Put It To The Test

Why does everyone and their mother think they can write? I honestly don’t have a clue! For me, writing is a challenge. I can have a good topic or a wonderful idea, but when I sit down and put my fingers in the position to type, I usually stare at my computer screen for a good amount of time!

This is the era where nearly anyone can and have a website, blog, or a social media page, where we are free to write our feelings away or just about anything that crosses our minds. And this is OK as long as you don’t need of your writing skills to make a living or to drive traffic to your page.

While researching good topics to base this article on, that will teach you and I something about copywriting, I found this great article at CopyBlogger:
20 Warning Signs That Your Content Sucks by Jonathan Morrow, where he summarizes the 20 most common mistakes we make about writing.

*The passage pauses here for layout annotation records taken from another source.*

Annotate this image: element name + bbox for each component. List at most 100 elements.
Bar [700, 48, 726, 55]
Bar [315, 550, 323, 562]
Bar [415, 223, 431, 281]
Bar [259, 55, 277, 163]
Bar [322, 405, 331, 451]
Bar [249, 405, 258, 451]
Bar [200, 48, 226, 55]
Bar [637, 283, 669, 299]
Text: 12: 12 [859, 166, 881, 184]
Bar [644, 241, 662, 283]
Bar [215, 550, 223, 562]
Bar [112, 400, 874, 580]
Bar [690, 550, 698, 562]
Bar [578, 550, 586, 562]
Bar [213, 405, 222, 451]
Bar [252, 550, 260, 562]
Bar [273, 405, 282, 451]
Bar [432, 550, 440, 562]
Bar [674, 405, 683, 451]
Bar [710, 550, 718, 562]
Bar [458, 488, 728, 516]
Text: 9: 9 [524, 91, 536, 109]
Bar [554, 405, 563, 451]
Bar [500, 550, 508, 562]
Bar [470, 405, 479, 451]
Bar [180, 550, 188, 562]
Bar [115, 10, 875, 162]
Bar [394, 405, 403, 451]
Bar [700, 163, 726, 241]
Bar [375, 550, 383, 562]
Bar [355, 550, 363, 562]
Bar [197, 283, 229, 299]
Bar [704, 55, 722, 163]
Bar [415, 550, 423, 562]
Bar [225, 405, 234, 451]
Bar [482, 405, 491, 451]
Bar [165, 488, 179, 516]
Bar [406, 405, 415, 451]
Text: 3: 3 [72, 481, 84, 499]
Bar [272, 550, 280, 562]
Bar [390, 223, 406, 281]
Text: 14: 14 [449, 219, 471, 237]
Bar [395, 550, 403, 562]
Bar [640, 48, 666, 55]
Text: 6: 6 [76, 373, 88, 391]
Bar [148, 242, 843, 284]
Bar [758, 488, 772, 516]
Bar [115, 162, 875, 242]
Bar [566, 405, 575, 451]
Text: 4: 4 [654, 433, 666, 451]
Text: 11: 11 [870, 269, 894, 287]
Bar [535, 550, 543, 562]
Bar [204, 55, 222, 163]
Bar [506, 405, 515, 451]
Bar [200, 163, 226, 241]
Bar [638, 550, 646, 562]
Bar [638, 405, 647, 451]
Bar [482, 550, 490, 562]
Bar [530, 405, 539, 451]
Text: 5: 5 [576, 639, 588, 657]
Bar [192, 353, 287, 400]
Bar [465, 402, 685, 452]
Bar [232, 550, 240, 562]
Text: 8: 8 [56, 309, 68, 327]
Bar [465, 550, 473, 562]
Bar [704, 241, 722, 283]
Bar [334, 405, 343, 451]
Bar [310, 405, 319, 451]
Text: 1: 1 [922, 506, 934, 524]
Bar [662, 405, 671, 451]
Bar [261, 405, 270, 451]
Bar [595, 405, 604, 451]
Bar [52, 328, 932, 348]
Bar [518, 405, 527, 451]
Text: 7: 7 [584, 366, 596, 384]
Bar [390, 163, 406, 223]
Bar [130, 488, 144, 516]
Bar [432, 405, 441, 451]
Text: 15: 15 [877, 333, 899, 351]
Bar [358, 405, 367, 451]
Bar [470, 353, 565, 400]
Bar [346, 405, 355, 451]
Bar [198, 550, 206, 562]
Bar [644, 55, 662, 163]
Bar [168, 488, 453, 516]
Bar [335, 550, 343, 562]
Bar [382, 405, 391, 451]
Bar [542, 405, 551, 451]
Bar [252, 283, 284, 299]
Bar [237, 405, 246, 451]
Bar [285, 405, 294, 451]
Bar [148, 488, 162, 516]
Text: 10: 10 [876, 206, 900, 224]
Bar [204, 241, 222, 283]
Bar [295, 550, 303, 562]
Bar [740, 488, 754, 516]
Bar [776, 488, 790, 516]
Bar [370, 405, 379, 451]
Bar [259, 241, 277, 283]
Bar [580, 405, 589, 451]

I will group these mistakes in fives, and tell you what I learned from them and which ones were directly a slap on my face!

1. You think your content is “good enough”
2. Your posts read like journal entries
3. You’re not getting many (or any) comments
4. Your visitors stay less than two minutes, on average
5. You spend less than an hour on each post -slap no. 1!

Content doesn’t have mid-tones, it’s either great or it sucks! So you should always try your best on every piece you write. Writing web content the same way we wrote in our diaries when younger is just not going to cut it. A good way to measure if your content is good enough is by the amount of comments people leave on your posts, and the average amount a visitor spends on your site (you can install Google Analytics or find out if your web hosting company offers any website statistics tools).

Item number 5 was my first slap on the face, as I always try to do everything as fast as I can. I should always remember that writing good content is more about quality than quantity.

6. You’ve never received fan mail
7. You’ve never received hate mail
8. You focus on SEO before you get your first link - slap no. 2!
9. You believe SEO is the secret to building a popular blog
10. You’re saving your best ideas for later

Receiving emails from readers is always a good sign. Whether they are happy emails or just hateful ones, this means your content is good enough to make people take the time to write to you.

Search Engine Optimization (SEO) is a great way to drive traffic to your website, but it’s useless if what people see/read when they arrive is crap. I never gave too much thought to this because when I do SEO for a client, I am just doing it thinking as the web developer, not as the marketing expert(which happens to be my boss) or a sensible reader. If you invest the time and money on SEO, you should make the same effort to have amazing content on your website that will not drive the traffic you’ve just earned away.

If you have great content to post, do so! Do not wait to get all the traffic on your site to then release the best yet to come. Your website or blog is not a movie trailer, so don’t treat it as such.

11. Your blog is about … well … everything
12. You don’t know the benefit
13. You think you deserve more traffic than you’re getting
14. You have a science, engineering, or technology background -slap no. 3!
15. You’ve never read a book on copywriting

A good strategy in any field, is to specialize in something you know you are good at. Same applies to writing: Write about something you know about or that you have enough interest to do reliable research for your readers. People can tell when you are consistent with your content and if they find it useful, they’ll come back for more. People will not like you just because, you should always have fresh and helpful content on your site if you want to keep the traffic flowing.

My third slap, and probably the hardest one was #14. Before being in the technology field, I was pursuing an engineering degree, so I am as logical as they come! It’s very hard for me to try to write something from “my heart” without over-analyzing and dissecting every bit and piece. So far, this is my biggest challenge when it comes to writing, as I am afraid to show emotions to readers. This is a work-in-progress task for me.

16. You have no idea what keeps your readers up at night
17. You write less than 1,000 words per day - slap no. 4!
18. You read less than 10 hours per week - slap no. 5!
19. You’ve never talked to a reader on the phone or in person
20. You’ve been blogging for less than six months - slap no. 6!

In order to do good writing you must bond with your readers. You should figure out what are your reader’s interests and try to connect with them by including their interests and feelings in your writing.

This last section in Mr. Morrow’s article was just slap after slap for me! I barely write, and definitely not in a daily basis. And for that matter, I don’t read much either, and I am a newbie to blogging and to writing in general.

But what I have learned from his article is to accept the fact that I am new at this, that my content will inevitably suck for some time, probably more than I would want it to, but it will and I just have to accept it, try my best, and not to settle for mediocrity. I have to think my content will be put to the test every single time is out there. Good content is hard work, and I should NEVER forget that!